TEMPNAMES=(variable-list)

specifies the list of temporary variables for the request. Each temporary variable must be defined through SAS statements that you supply with the TEMPEXPRESS= option.

Alias TN=

TEMPTABLE

generates an in-memory temporary table from the result set. The IMSTAT procedure displays the name of the table and stores it in the &_TEMPLAST_ macro variable, provided that the statement executed successfully.

When the IMSTAT procedure exits, all temporary tables created during the IMSTAT session are removed. Temporary tables are not displayed on a TABLEINFO request, unless the temporary table is the active table for the request.
Interaction The TEMPTABLE option requires a group-by analysis or a partitioned analysis with this statement.

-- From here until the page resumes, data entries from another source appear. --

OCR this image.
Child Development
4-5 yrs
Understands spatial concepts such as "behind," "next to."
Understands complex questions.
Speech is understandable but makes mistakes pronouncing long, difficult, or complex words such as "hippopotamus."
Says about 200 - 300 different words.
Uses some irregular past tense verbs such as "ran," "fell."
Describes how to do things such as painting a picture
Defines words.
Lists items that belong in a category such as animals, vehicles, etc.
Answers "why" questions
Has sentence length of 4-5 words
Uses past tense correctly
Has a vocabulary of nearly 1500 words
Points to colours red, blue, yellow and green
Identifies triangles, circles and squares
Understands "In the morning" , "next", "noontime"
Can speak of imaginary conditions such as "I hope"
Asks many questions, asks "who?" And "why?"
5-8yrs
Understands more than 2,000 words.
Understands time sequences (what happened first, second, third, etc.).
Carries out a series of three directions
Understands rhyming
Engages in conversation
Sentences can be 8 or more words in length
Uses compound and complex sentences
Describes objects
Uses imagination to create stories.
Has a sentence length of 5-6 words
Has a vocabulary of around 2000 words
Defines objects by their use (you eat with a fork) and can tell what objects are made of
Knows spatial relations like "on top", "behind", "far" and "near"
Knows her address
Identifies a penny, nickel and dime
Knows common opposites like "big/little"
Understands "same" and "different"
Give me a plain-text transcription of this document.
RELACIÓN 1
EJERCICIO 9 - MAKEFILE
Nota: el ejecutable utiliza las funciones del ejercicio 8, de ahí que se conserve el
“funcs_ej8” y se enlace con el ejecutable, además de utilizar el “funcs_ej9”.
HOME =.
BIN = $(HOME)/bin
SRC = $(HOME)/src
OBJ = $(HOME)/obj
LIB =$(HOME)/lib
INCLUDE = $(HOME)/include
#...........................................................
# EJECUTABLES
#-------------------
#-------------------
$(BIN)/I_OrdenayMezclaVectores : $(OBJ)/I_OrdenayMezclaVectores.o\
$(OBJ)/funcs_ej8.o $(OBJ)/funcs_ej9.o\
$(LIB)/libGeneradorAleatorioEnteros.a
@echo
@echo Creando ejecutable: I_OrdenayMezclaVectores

WINDOWBIN=(lower-number, upper-number)

specifies the minimum and maximum values of a time window for the aggregation of observations with respect to each bin. The construction of this option is similar to the BIN= option. If the width of the window is not a multiple of the width of the bin, then the action fails. If the value for lower-number is not equal to that of BIN= option, the action fails.

WINDOWINT="interval"

specifies the time window for the aggregation of observations with respect to each time interval. For example, if you specify INTERVAL='MONTH' and WINDOWINT='YEAR', then the AGGREGATE statement summarizes a year’s worth of observations before the end of each monthly interval.

WINDOWOFFSET=n

specifies the time series shift in terms of an integer multiple of the WINDOWINT= or WINDOWBIN= value. For example, if you specify WINDOWINT='YEAR' and WINDOWOFFSET=–3, then at each time interval, the aggregated records are from three years earlier.

Alias WINDOWDIF=

Details

ODS Table Names

The AGGREGATE statement generates the following ODS table.
ODS Table Name
Description
Option
AggStatistics
Aggregation statistics for one column
Default
TempTable
Information about a temporary table
TEMPTABLE
For information about using the ODS table with SAVE= option, see the Details section of the STORE statement.